J R Soc Med. 1996 Sep;89(9):490-2. doi: 10.1177/014107689608900904.
Diagnosis of functional abdominal pain requires exclusion of organic causes, and many patients undergo considerable investigation. A positive physical sign supporting a functional diagnosis could therefore be of benefit. Wheelchair use specifically for abdominal symptoms was suspected to represent such a sign. Review of 300 consecutive new referrals to a gastroenterology clinic revealed 10 wheelchair users. In four women the chair was used because of the abdominal condition. The final diagnosis (with follow-up to at least 12 months) was functional abdominal pain in each of these cases. All four had had surgery without symptom relief, and all had used their chairs intermittently (mainly for social occasions and hospital visits) for at least 12 months. They believed that normal walking was rendered impossible by abdominal pain whereas the other six wheelchair users gave a clear account of lower limb pain or weakness. Secondary gain with reinforcement of the 'sick role' was felt to be the probable explanation for wheelchair use in the former group. Wheelchair attendance at the gastroenterology clinic, in the absence of lower limb symptoms, is a rare observation but one that may usefully be added to criteria for diagnosis of a functional disorder.

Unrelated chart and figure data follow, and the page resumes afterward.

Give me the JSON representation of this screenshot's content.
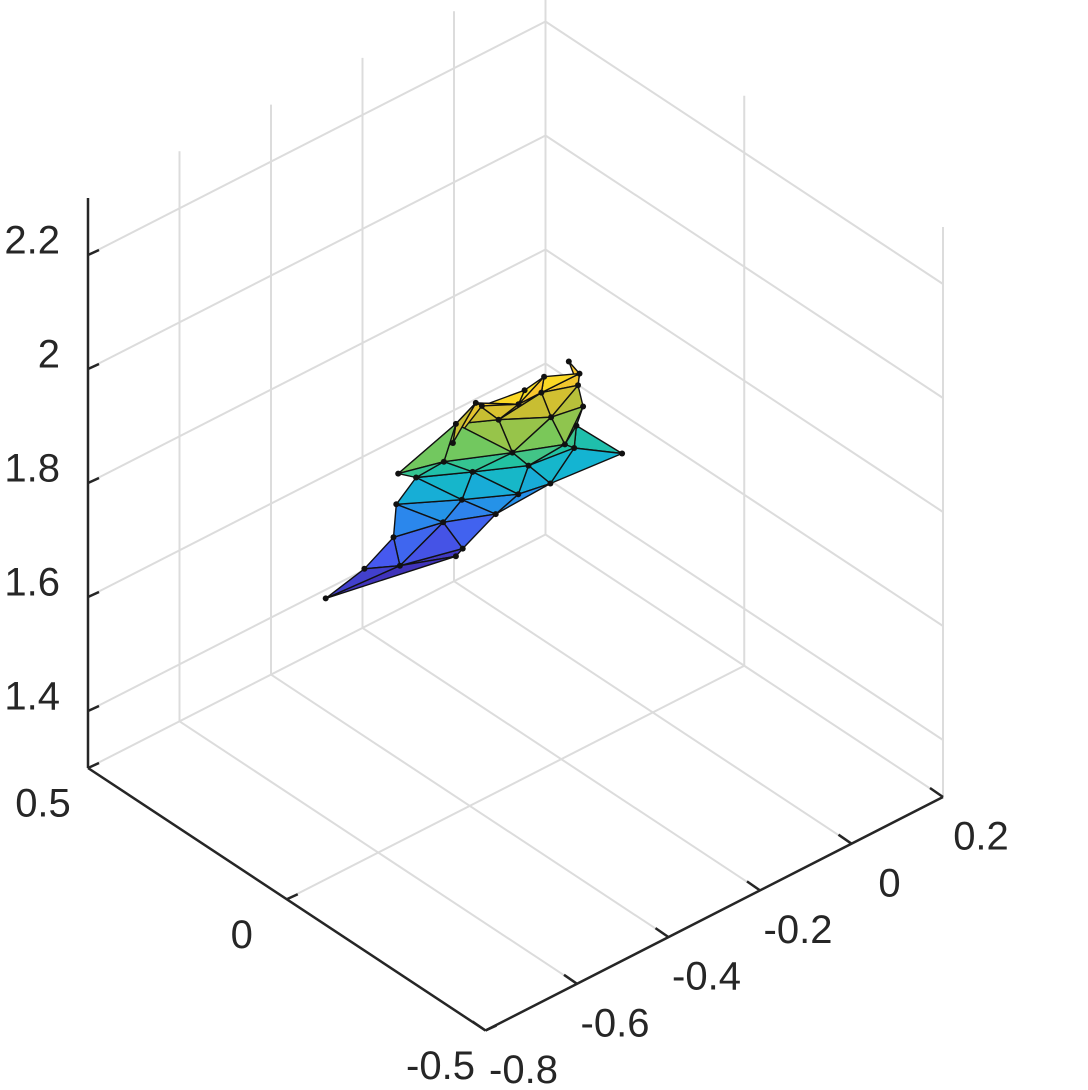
{
  "chart_data": {
    "type": "surface-mesh-3d",
    "title": "",
    "xlabel": "",
    "ylabel": "",
    "zlabel": "",
    "grid": true,
    "colormap": "parula",
    "axes": {
      "x": {
        "ticks": [
          -0.8,
          -0.6,
          -0.4,
          -0.2,
          0,
          0.2
        ],
        "tick_labels": [
          "-0.8",
          "-0.6",
          "-0.4",
          "-0.2",
          "0",
          "0.2"
        ],
        "lim": [
          -0.8,
          0.2
        ]
      },
      "y": {
        "ticks": [
          -0.5,
          0,
          0.5
        ],
        "tick_labels": [
          "-0.5",
          "0",
          "0.5"
        ],
        "lim": [
          -0.5,
          0.5
        ]
      },
      "z": {
        "ticks": [
          1.4,
          1.6,
          1.8,
          2.0,
          2.2
        ],
        "tick_labels": [
          "1.4",
          "1.6",
          "1.8",
          "2",
          "2.2"
        ],
        "lim": [
          1.3,
          2.3
        ]
      }
    },
    "vertices": [
      [
        -0.28,
        0.0,
        1.98
      ],
      [
        -0.22,
        0.02,
        1.97
      ],
      [
        -0.16,
        0.0,
        1.96
      ],
      [
        -0.14,
        0.05,
        1.95
      ],
      [
        -0.33,
        0.05,
        1.95
      ],
      [
        -0.3,
        0.1,
        1.92
      ],
      [
        -0.25,
        0.05,
        1.92
      ],
      [
        -0.2,
        0.05,
        1.92
      ],
      [
        -0.12,
        0.05,
        1.9
      ],
      [
        -0.35,
        0.1,
        1.87
      ],
      [
        -0.3,
        0.15,
        1.86
      ],
      [
        -0.25,
        0.1,
        1.87
      ],
      [
        -0.17,
        0.06,
        1.86
      ],
      [
        -0.1,
        0.06,
        1.85
      ],
      [
        -0.4,
        0.18,
        1.8
      ],
      [
        -0.3,
        0.18,
        1.78
      ],
      [
        -0.22,
        0.1,
        1.8
      ],
      [
        -0.14,
        0.06,
        1.8
      ],
      [
        -0.08,
        0.1,
        1.79
      ],
      [
        -0.3,
        0.25,
        1.72
      ],
      [
        -0.22,
        0.2,
        1.72
      ],
      [
        -0.15,
        0.14,
        1.73
      ],
      [
        -0.05,
        0.14,
        1.72
      ],
      [
        0.02,
        0.1,
        1.7
      ],
      [
        -0.3,
        0.3,
        1.65
      ],
      [
        -0.2,
        0.25,
        1.64
      ],
      [
        -0.12,
        0.2,
        1.64
      ],
      [
        -0.05,
        0.2,
        1.63
      ],
      [
        -0.28,
        0.33,
        1.57
      ],
      [
        -0.18,
        0.32,
        1.56
      ],
      [
        -0.1,
        0.28,
        1.56
      ],
      [
        -0.3,
        0.38,
        1.5
      ],
      [
        -0.24,
        0.36,
        1.49
      ],
      [
        -0.12,
        0.34,
        1.48
      ],
      [
        -0.35,
        0.42,
        1.45
      ],
      [
        -0.1,
        0.38,
        1.44
      ]
    ],
    "faces": [
      [
        0,
        1,
        6
      ],
      [
        0,
        6,
        4
      ],
      [
        1,
        2,
        7
      ],
      [
        1,
        7,
        6
      ],
      [
        2,
        3,
        8
      ],
      [
        2,
        8,
        7
      ],
      [
        4,
        6,
        5
      ],
      [
        4,
        5,
        9
      ],
      [
        6,
        7,
        11
      ],
      [
        6,
        11,
        5
      ],
      [
        7,
        8,
        12
      ],
      [
        7,
        12,
        11
      ],
      [
        8,
        13,
        12
      ],
      [
        9,
        5,
        10
      ],
      [
        5,
        11,
        10
      ],
      [
        9,
        10,
        14
      ],
      [
        10,
        15,
        14
      ],
      [
        10,
        11,
        16
      ],
      [
        10,
        16,
        15
      ],
      [
        11,
        12,
        16
      ],
      [
        12,
        13,
        17
      ],
      [
        12,
        17,
        16
      ],
      [
        13,
        18,
        17
      ],
      [
        14,
        15,
        19
      ],
      [
        15,
        16,
        20
      ],
      [
        15,
        20,
        19
      ],
      [
        16,
        17,
        21
      ],
      [
        16,
        21,
        20
      ],
      [
        17,
        18,
        22
      ],
      [
        17,
        22,
        21
      ],
      [
        18,
        23,
        22
      ],
      [
        19,
        20,
        25
      ],
      [
        19,
        25,
        24
      ],
      [
        20,
        21,
        26
      ],
      [
        20,
        26,
        25
      ],
      [
        21,
        22,
        27
      ],
      [
        21,
        27,
        26
      ],
      [
        22,
        23,
        27
      ],
      [
        24,
        25,
        29
      ],
      [
        24,
        29,
        28
      ],
      [
        25,
        26,
        30
      ],
      [
        25,
        30,
        29
      ],
      [
        26,
        27,
        30
      ],
      [
        28,
        29,
        32
      ],
      [
        28,
        32,
        31
      ],
      [
        29,
        30,
        33
      ],
      [
        29,
        33,
        32
      ],
      [
        31,
        32,
        34
      ],
      [
        32,
        33,
        35
      ],
      [
        32,
        35,
        34
      ]
    ]
  }
}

功能性腹痛的诊断需要排除器质性病因,许多患者都接受了大量检查。因此,一个支持功能性诊断的阳性体征可能会有所帮助。专门因腹部症状而使用轮椅被怀疑是这样一种体征。对一家胃肠病诊所连续300例新转诊患者的回顾显示有10名轮椅使用者。在4名女性中,使用轮椅是因为腹部疾病。最终诊断(随访至少12个月)在每例中均为功能性腹痛。这4例患者均接受过手术,但症状未缓解,且均间歇性使用轮椅(主要用于社交场合和就医)至少12个月。她们认为腹痛使正常行走变得不可能,而其他6名轮椅使用者则明确诉说下肢疼痛或无力。前一组患者使用轮椅的可能原因被认为是继发获益并强化了“患病角色”。在没有下肢症状的情况下,在胃肠病诊所出现轮椅使用者是一种罕见现象,但这一现象可能会被有益地纳入功能性疾病的诊断标准中。